Todo, en la acción litúrgica, debe conducir a la adoración, a la unión con Dios. Pero, podemos decir que toda nuestra vida es liturgia y adoración de Dios.

En nuestra época, en la que se adora tanto a los ídolos del éxito, el dinero, el placer y el poder; en la que se exalta tanto al “yo” falso que hay en cada uno de nosotros, es más necesaria que nunca la verdadera adoración a Dios: principalmente en la Eucaristía, porque ahí está su presencia de modo verdadero, real y sustancia. Pero también en la vida diaria: en la familia, en el trabajo, en el descanso….

De esta manera, nosotros podemos ofrecerle también al Niño de Belén, el oro fino de nuestro desprendimiento de las cosas terrena; el incienso de nuestros deseos de llevar una vida noble, entre nuestros hermanos, de modo que perciban el “buen olor de Cristo” que hay en nuestras palabras y acciones; y también la mirra de nuestros sacrificios en las cosas pequeñas de cada día (cfr. José María Escrivá de Balaguer, Es Cristo que pasa, n. 35).

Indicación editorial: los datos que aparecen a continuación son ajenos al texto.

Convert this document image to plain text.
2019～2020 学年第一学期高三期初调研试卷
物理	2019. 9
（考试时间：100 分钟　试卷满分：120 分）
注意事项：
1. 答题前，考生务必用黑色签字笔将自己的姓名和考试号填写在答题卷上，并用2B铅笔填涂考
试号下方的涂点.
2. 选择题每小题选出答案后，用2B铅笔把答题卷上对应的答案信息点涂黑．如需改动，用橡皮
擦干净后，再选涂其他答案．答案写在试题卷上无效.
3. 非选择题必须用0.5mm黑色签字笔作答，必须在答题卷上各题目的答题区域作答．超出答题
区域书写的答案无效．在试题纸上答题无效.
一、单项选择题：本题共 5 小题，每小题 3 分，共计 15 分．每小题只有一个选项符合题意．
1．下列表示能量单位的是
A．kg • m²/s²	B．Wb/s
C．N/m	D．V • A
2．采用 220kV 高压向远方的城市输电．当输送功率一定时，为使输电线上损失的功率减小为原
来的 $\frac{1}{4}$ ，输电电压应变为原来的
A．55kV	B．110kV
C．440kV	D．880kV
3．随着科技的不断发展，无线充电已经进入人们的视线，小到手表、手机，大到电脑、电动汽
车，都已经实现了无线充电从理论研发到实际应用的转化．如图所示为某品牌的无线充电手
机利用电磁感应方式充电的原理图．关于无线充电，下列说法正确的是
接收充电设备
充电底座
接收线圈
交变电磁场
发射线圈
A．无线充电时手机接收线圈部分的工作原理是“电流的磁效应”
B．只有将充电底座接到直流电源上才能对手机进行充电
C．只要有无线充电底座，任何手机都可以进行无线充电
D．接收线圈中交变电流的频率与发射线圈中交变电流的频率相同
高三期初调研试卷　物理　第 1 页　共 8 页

El espíritu de adoración a Dios lo podemos y debemos manifestar, por ejemplo, en los gestos de piedad eucarística: una genuflexión pausada al pasar delante del Sagrario, la Comunión de rodillas y en la boca, el silencio y recogimiento cuando estamos en una iglesia, etc.

Finalmente, tengamos muy presente las siguiente palabras de Jesús a Marga (cfr. La Verdadera devoción al Corazón de Jesús. Dictados de Jesús a Marga, Mensaje de Jesús, del 28 de junio de 2008, p. 626): 
Yo vendré. Bajaré del Cielo, y conmigo la Jerusalén Celeste (cfr. Ap 3, 12; 21, 2).
Y vendré a establecer mi Morada entre vosotros, los que habéis permanecido fieles. Con ellos construiré la Nueva Jerusalén.
Y  no habrá ya más llanto y corrupción (cfr. Ap 21, 4).
Volveré a establecerme en el Centro del Santuario. Y habrá Adoración Perpetua en todos los Templos.
La vida de los que en Mí creen será eminentemente eucarística. En Ella, ya no sólo creeréis por la fe, sino por los sentidos exteriores e interiores. Me comunicaré a todos en Efusión de Amor. Y me haré visible a muchos”.